Lessons learned in Iraq and Afghanistan suggests that energy efficiency is embedded in military thinking on both sides of the Atlantic. Not only does it improve military effectiveness but it reduces risk and saves money.
The same needs to happen with national energy strategies. There needs to be a comprehensive programme of energy efficiency measures across all sectors – particularly across utility companies, transportation and the need to improve energy usage in both domestic and commercial buildings. The programme should be demanding, for only when the full benefits have been delivered can we be sure of relying less on energy imports. The wider gains from improved air quality and reduced greenhouse emissions would be presumptive in any such programme.
More important still is that it makes economic sense for Europe to be at the forefront of energy efficiency measures as this will improve competitiveness with the US and China, both of whom enjoy the benefits of scale and low cost energy.
EU ministers are currently debating whether to approve a target of improving energy efficiency by 30 per cent (from 2005 levels) by 2030. The Ukraine crisis has indicated that this has to happen. Some analysts believe that 40 per cent energy efficiency targets could be met without incurring any unnecessary economic penalties.

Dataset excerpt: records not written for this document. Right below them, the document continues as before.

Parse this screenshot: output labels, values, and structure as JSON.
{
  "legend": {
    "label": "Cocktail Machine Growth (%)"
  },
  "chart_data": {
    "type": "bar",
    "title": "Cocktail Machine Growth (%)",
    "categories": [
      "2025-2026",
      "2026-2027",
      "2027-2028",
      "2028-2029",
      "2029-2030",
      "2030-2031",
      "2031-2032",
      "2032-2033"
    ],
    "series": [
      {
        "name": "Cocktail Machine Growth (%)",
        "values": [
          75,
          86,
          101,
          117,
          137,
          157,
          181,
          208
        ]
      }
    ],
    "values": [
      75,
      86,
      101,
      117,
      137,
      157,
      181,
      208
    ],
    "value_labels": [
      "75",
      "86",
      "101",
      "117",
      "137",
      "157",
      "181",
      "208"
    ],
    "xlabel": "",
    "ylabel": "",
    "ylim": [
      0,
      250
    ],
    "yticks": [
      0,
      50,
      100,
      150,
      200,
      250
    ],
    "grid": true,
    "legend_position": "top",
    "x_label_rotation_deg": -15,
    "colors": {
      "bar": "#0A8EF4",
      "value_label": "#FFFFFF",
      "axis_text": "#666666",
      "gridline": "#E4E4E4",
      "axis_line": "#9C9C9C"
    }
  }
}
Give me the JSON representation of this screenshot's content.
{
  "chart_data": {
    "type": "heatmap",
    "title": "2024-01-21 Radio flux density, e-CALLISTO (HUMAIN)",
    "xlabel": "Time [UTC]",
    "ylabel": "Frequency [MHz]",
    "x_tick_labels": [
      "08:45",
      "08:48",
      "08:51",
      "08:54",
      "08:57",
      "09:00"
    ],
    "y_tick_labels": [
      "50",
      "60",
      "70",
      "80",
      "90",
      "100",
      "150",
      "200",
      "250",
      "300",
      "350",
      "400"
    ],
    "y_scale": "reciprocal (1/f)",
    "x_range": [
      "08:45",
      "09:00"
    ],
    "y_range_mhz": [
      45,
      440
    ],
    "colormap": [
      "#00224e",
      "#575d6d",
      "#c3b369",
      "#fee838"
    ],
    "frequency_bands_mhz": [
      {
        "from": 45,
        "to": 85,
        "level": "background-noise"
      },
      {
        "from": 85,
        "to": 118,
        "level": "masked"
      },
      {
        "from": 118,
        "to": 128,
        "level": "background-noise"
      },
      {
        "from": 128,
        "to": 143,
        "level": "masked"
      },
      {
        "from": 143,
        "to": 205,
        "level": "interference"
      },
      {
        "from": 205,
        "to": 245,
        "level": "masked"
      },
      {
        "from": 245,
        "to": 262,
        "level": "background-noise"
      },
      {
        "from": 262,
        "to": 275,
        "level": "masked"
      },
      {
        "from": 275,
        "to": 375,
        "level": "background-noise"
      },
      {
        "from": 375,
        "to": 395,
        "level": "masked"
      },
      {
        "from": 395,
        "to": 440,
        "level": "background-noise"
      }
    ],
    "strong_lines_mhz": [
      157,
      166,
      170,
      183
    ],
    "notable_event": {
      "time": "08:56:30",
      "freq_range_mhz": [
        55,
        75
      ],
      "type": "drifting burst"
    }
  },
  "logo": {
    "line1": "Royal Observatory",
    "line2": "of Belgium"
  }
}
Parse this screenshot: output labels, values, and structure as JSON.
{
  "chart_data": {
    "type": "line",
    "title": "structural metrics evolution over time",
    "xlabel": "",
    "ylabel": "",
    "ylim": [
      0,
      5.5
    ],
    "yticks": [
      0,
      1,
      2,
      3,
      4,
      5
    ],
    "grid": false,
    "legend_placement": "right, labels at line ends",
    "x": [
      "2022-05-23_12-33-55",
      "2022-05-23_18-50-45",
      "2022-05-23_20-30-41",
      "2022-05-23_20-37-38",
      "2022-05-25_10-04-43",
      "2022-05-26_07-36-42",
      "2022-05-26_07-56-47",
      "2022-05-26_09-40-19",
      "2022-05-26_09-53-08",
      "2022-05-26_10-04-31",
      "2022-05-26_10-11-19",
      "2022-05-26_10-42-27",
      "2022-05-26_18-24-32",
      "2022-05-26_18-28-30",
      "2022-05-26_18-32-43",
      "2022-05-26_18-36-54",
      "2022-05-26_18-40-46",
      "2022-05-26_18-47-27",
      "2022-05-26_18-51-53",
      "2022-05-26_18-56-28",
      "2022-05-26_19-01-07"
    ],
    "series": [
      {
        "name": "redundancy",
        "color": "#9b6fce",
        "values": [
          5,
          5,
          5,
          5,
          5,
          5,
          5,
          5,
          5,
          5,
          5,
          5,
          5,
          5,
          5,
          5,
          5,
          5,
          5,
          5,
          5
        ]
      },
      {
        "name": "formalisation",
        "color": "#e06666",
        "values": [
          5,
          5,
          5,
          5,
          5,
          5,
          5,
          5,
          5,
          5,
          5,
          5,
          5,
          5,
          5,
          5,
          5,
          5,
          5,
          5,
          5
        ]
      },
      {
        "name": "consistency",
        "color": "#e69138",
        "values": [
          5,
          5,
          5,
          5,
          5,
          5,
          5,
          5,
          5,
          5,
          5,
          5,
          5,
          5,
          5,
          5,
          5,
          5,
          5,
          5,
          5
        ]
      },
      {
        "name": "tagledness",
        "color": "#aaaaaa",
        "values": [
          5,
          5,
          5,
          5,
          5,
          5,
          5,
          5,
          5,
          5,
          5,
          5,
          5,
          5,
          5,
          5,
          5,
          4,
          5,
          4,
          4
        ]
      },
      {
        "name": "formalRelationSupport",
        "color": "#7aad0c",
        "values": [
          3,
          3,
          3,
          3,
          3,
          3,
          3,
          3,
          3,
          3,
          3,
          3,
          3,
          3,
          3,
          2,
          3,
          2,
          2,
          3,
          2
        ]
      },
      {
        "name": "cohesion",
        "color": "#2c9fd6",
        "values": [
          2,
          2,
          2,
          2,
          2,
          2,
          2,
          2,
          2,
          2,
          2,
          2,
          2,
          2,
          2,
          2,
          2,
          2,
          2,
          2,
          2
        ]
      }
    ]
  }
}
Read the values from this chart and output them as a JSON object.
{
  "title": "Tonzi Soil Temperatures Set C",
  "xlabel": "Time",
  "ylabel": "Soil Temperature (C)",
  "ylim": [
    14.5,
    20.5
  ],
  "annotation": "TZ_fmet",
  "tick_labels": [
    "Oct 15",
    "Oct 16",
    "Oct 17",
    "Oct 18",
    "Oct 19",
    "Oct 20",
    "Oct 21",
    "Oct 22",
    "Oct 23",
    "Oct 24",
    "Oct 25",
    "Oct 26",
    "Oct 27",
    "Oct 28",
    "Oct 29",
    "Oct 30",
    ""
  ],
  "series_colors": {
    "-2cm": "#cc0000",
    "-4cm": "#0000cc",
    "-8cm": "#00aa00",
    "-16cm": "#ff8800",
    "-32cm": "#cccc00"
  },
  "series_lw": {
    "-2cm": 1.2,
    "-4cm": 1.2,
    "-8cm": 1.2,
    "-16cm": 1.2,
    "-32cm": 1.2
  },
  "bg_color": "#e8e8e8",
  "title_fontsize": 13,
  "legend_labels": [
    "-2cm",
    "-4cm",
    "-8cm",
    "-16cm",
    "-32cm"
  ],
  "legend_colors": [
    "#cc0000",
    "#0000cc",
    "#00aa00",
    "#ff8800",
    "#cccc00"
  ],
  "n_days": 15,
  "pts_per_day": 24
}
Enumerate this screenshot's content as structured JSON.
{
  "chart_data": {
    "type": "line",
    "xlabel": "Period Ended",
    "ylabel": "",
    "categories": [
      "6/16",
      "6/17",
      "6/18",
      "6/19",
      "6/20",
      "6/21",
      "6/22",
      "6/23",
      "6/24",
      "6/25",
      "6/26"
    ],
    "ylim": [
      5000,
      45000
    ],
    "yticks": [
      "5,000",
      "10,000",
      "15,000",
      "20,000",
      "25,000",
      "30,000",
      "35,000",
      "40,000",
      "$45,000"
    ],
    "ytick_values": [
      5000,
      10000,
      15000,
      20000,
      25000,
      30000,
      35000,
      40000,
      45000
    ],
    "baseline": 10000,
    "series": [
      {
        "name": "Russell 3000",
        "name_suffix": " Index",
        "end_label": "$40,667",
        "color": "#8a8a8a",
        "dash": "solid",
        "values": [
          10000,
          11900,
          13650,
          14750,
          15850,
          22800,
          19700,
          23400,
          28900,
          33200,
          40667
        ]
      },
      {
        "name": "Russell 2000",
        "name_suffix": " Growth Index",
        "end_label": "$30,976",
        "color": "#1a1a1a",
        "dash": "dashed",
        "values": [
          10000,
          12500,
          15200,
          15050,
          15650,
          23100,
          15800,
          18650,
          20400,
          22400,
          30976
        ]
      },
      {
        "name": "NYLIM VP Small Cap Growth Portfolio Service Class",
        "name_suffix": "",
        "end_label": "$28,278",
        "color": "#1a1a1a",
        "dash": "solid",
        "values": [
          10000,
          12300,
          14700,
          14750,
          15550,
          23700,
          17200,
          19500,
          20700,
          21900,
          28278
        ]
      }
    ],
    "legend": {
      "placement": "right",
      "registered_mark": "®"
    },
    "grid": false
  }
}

Alongside this, continuing to invest in domestic sources of energy, particularly established ones such as wind, solar and nuclear, and new entrants such as wave and tidal power, is crucial. We cannot always rely on imported energy, but the tide will always flow and ebb twice a day.
NATO should become a powerful platform for promoting this change, by explicitly articulating the threat that we face. Efficiency and diversity in domestic energy generation are not issues that should be seen as just part of the ‘green’ agenda. They are vital to our national and regional security.
The challenges posed by increasing geopolitical instability and the threats to our energy security are only like to grow. Reducing energy consumption and investing in new forms of energy is a strategy that simultaneously defends against international volatility, improves our economy and liberates our response to aggression from the stranglehold of dependency.
NATO has a role to play in reducing our vulnerability.